Department of Radiation Oncology, Princess Margaret Cancer Centre, Toronto, ON, Canada
Jelena Lukovic , Fatima Alfaraj , Michelle Lynn Mierzwa , Gustavo Nader Marta , Wei Xu , Jie Su , Fabio Ynoe de Moraes , Shao Hui Huang , Scott Victor Bratman , Brian O'Sullivan , John Kim , Jolie Ringash , John Waldron , John R. de Almeida , David Paul Goldstein , Andrew Rosko , Mathew E Spector , Luiz Paulo Kowalski , Andrew Hope , Ali Hosni
Background: We developed and validated a prediction-score for distant metastases (DM) in major salivary gland carcinoma (SGC). Methods: Patients with SGC treated with curative-intent surgery +/- postoperative radiation therapy (PORT) at 4 tertiary cancer centers were divided into discovery (institution A&B) and validation (institution C&D) cohorts. Multivariable analysis using competing risk regression was used to identify predictors of DM in the discovery cohort and create a prediction score. The optimal score cut-off for high vs low-DM risk was determined using a minimal p-value approach. The results were subsequently evaluated in the validation cohort. The cumulative incidence and Kaplan-Meier methods were used to analyze DM and overall survival (OS), respectively. Results: Overall, 1035 patients were included (Table). In the discovery cohort, DM predictors (risk score coefficient) were: positive margin (0.6), pT3-4 (0.7), pN+ (0.7), lymphovascular invasion (LVI; 0.8), and high risk histology* (1.2). High DM-risk SGC was defined by sum of coefficients greater than 2. In the discovery cohort, the 5-year cumulative incidence of DM for high vs low risk SGC was 50% vs 8%; p < 0.01; these results were similar in the validation cohort (44% vs 4% at 5 years; p < 0.01). In the combined cohorts, this model predicted distant-only failure (40% vs 6%, p < 0.01) and late ( > 2yr post surgery) DM (22% vs 4%; p < 0.01). Patients with high DM-risk SGC had an increased incidence of DM in the subgroup receiving PORT (46% vs 8%; p < 0.01) or concurrent chemotherapy (71% vs 34%; p < 0.01). The 5-yr OS for high vs low risk SGC was 48% vs 92% (p < 0.01). Conclusions: This validated prediction score model may be used to identify SGC patients at increased risk for DM and select those who may benefit from prospective evaluation of treatment intensification and/or surveillance strategies. Baseline characteristics.
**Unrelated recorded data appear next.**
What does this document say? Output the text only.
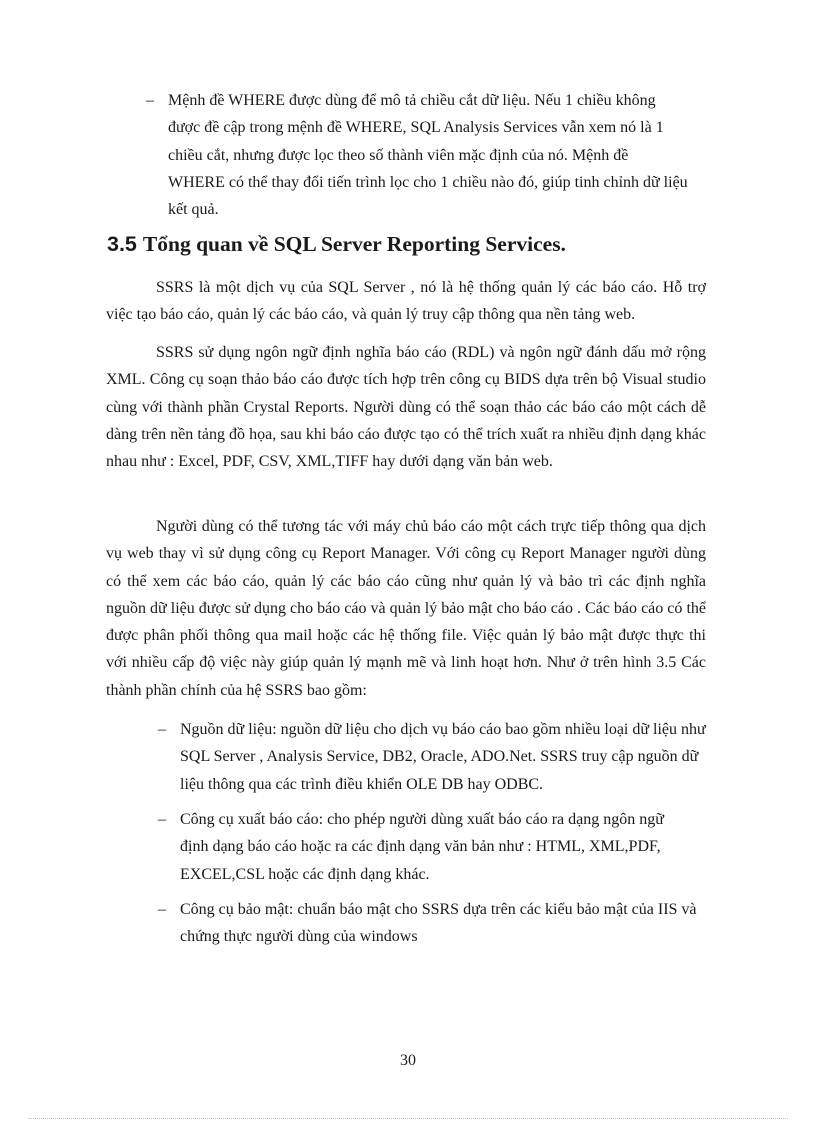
– Mệnh đề WHERE được dùng để mô tả chiều cắt dữ liệu. Nếu 1 chiều không được đề cập trong mệnh đề WHERE, SQL Analysis Services vẫn xem nó là 1 chiều cắt, nhưng được lọc theo số thành viên mặc định của nó. Mệnh đề WHERE có thể thay đổi tiến trình lọc cho 1 chiều nào đó, giúp tinh chỉnh dữ liệu kết quả.
3.5 Tổng quan về SQL Server Reporting Services.

SSRS là một dịch vụ của SQL Server , nó là hệ thống quản lý các báo cáo. Hỗ trợ việc tạo báo cáo, quản lý các báo cáo, và quản lý truy cập thông qua nền tảng web.

SSRS sử dụng ngôn ngữ định nghĩa báo cáo (RDL) và ngôn ngữ đánh dấu mở rộng XML. Công cụ soạn thảo báo cáo được tích hợp trên công cụ BIDS dựa trên bộ Visual studio cùng với thành phần Crystal Reports. Người dùng có thể soạn thảo các báo cáo một cách dễ dàng trên nền tảng đồ họa, sau khi báo cáo được tạo có thể trích xuất ra nhiều định dạng khác nhau như : Excel, PDF, CSV, XML,TIFF hay dưới dạng văn bản web.

Người dùng có thể tương tác với máy chủ báo cáo một cách trực tiếp thông qua dịch vụ web thay vì sử dụng công cụ Report Manager. Với công cụ Report Manager người dùng có thể xem các báo cáo, quản lý các báo cáo cũng như quản lý và bảo trì các định nghĩa nguồn dữ liệu được sử dụng cho báo cáo và quản lý bảo mật cho báo cáo . Các báo cáo có thể được phân phối thông qua mail hoặc các hệ thống file. Việc quản lý bảo mật được thực thi với nhiều cấp độ việc này giúp quản lý mạnh mẽ và linh hoạt hơn. Như ở trên hình 3.5 Các thành phần chính của hệ SSRS bao gồm:

– Nguồn dữ liệu: nguồn dữ liệu cho dịch vụ báo cáo bao gồm nhiều loại dữ liệu như SQL Server , Analysis Service, DB2, Oracle, ADO.Net. SSRS truy cập nguồn dữ liệu thông qua các trình điều khiển OLE DB hay ODBC.
– Công cụ xuất báo cáo: cho phép người dùng xuất báo cáo ra dạng ngôn ngữ định dạng báo cáo hoặc ra các định dạng văn bản như : HTML, XML,PDF, EXCEL,CSL hoặc các định dạng khác.
– Công cụ bảo mật: chuẩn báo mật cho SSRS dựa trên các kiểu bảo mật của IIS và chứng thực người dùng của windows
30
Discovery (n=619) N (%) | Validation (n=416) N (%) | p | |
---|---|---|---|
Median follow up, yrs | 5.3 | 5 | |
Median age, yrs | 56 | 57 | 0.19 |
Parotid subsite | 518(84) | 329(79) | 0.07 |
LVI | 92(15) | 47(11) | 0.11 |
Positive margin | 215(35) | 158(38) | 0.6 |
High risk histology* | 372(60) | 224(54) | 0.04 |
pT3-4 | 224(36) | 129(31) | 0.09 |
pN+ | 145(23) | 89(21) | 0.45 |
PORT | 472(76) | 285(69) | <0.01 |
5-yr DM (95% CI) | 20% (17-24%) | 14% (11-18%) | 0.03 |
*High risk histology: adenoid cystic carcinoma, salivary duct carcinoma, carcinosarcoma, undifferentiated carcinoma, grade (G) 2-3 adenocarcinoma, G2-3 mucoepidermoid carcinoma, G2-3 carcinoma ex-pleomorphic adenoma, other G3 histology.